Le Melle’s business degree was initially a fallback for a performing arts minor, but she quickly learned that “economics is my jam,” she said.
After college, Le Melle started focusing on multidisciplinary organizations and working with some of the best curators in New York during the ’90s. As she gained experience in advocacy for the arts and public funding, the city-led discussions about economic and business development expanded to the arts.
“All of the people doing city planning spoke a specific language, but there weren’t enough people in the field who were truly arts supporters who could speak that same language,” she said. “I went to Columbia and got a degree in public policy to advocate for the arts as an industry that is right for the same development and support that restaurants were getting – we are small businesses in our own right.”
Following an international director search that took about 10 months, Le Melle was chosen as the new executive director in January. While she has allotted the next year to observe the organization in action, she has implemented regular “What If” lunch meetings – opportunities to dream, brainstorm, discuss new initiatives and assess the current mission of Artpace and its value to San Antonio.
What’s next for Artpace in Le Melle’s eyes is a focus on the organization’s transparency. She believes that too many people have too much misinformation about what Artpace is and what it can do. To be all-inclusive, increased accessibility and honest communication are essential. Le Melle emphasized openness as well as diverse, collaborative offerings of arts experiences as top priorities moving forward.

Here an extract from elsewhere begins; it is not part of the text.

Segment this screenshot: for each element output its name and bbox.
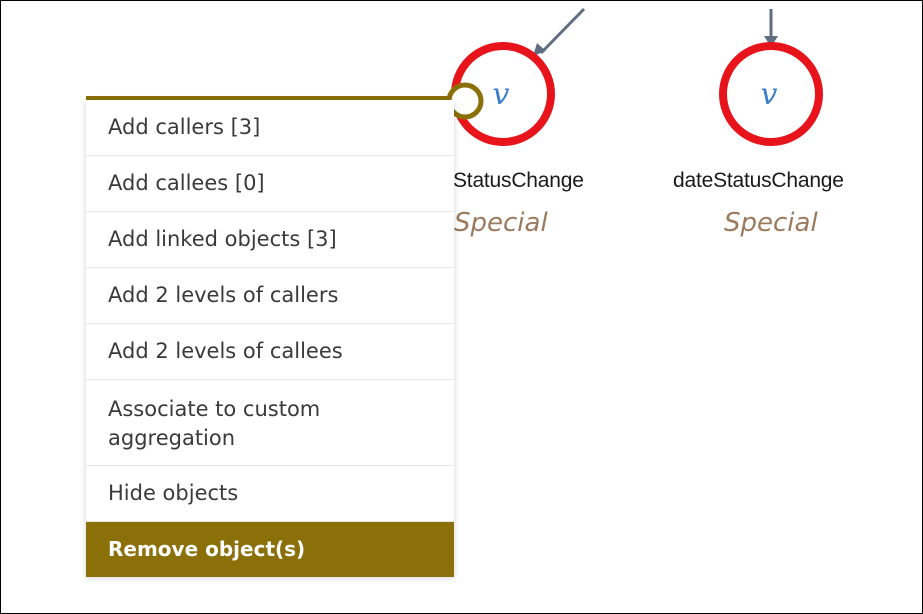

“It is how every discipline survives – there is a diversity and a continuum that leads to cross pollination,” she said. “In Boston, we held salons, talks and gallery showings that included visual artists, writers, musicians and theatre people of all backgrounds. It created an appreciation between the genres and artists. Those conversations started to mold how they saw their work and began to change how we presented it.”
To its core, Artpace is a visual arts organization, but Le Melle hopes to incorporate other cross-disciplinary projects into the repertoire. She noted that older generations and art purists tend to think that genres are mutually exclusive, but the best artists of today aren’t working in a vacuum.
Taylor Bates, Artpace’s director of programs and exhibitions, said Le Melle brings and exciting fresh perspective to the table.
“She is exactly what Artpace needs right now,” Bates said. “We are in our 21st (year) – a great time to acknowledge our history and evaluate what to do moving forward. We have been doing things a certain way for 20 years, and having a non-San Antonian in the executive director role means that she has no preconceived nostalgic notions about the art community.”